Faeber v. ECT CORPORATION

Annotate this Case

192 S.E.2d 1 (1972)

16 N.C. App. 429

Alfred B. FAEBER v. E. C. T. CORPORATION.

No. 7212SC675.

Court of Appeals of North Carolina.

October 25, 1972.

*2 BRITT, Judge.

Defendant submits that the questions raised in its three assignments of error are included in its contention that "the court erred in its failure and refusal to instruct the jury as requested by the defendant in apt time to give instructions to the jury as specially prayed for as to the meaning of the terms `legal justification', `sufficient cause' and `wrongful discharge'."

It is the duty of the trial court to charge the law applicable to the substantive features of the case arising on the evidence, without special requests, and to apply the law to the various factual situations presented by the conflicting evidence. 7 Strong, N.C.Index 2d, Trial, ยง 33, pp. 324, 325. When a party aptly tenders a written request for a specific instruction which is correct in itself and supported by evidence, the failure of the court to give the instruction, at least in substance, is error.
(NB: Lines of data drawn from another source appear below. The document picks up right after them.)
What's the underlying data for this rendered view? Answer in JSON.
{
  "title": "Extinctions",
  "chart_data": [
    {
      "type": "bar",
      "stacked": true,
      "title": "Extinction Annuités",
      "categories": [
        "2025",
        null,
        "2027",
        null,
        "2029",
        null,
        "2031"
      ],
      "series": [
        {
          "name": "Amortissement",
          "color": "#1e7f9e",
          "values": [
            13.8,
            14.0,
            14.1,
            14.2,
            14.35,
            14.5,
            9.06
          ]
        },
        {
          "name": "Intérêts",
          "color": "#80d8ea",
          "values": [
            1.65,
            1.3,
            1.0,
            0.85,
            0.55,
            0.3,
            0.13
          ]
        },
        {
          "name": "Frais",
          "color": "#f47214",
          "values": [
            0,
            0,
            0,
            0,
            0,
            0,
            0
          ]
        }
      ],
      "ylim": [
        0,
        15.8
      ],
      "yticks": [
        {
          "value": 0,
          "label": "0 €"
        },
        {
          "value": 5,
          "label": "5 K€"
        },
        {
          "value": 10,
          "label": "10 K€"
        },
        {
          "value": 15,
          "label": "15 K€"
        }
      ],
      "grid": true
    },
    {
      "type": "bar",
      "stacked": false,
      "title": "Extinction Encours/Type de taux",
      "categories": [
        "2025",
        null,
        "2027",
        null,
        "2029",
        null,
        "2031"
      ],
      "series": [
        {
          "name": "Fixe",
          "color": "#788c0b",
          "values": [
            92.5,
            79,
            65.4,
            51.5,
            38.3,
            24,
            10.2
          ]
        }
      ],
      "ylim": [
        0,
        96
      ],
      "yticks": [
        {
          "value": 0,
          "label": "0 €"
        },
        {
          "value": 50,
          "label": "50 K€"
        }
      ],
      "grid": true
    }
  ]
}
Bass v. Hocutt, 221 N.C. 218, 19 S.E.2d 871 (1942). However, the court is not required to charge the jury in the precise language of the instructions requested so long as the substance of the request is included in the charge. King v. Higgins, 272 N.C. 267, 158 S.E.2d 67 (1967).

After a careful review of the charge in the instant case, we conclude that the court properly instructed the jury with respect to the law applicable to the substantive features of the case, and properly applied the law to the evidence. Defendant's prayer for special instructions was in two parts. First, defendant "spelled out" an instruction that it wanted given; the court gave that instruction almost verbatim. (R. p. 77.) Defendant then requested that the court instruct the jury on the terms "legal justification", "sufficient cause", and "wrongful discharge" and cited Hagan v. Jenkins, 234 N.C. 425, 427, 429, 67 S.E.2d 380. We conclude that while the court did not specifically define the terms requested by defendant, its instructions sufficiently covered the meaning of the terms. We perceive no prejudice to defendant, therefore, the assignments of error are overruled.

No error.

MALLARD, C. J., and BROCK, J., concur.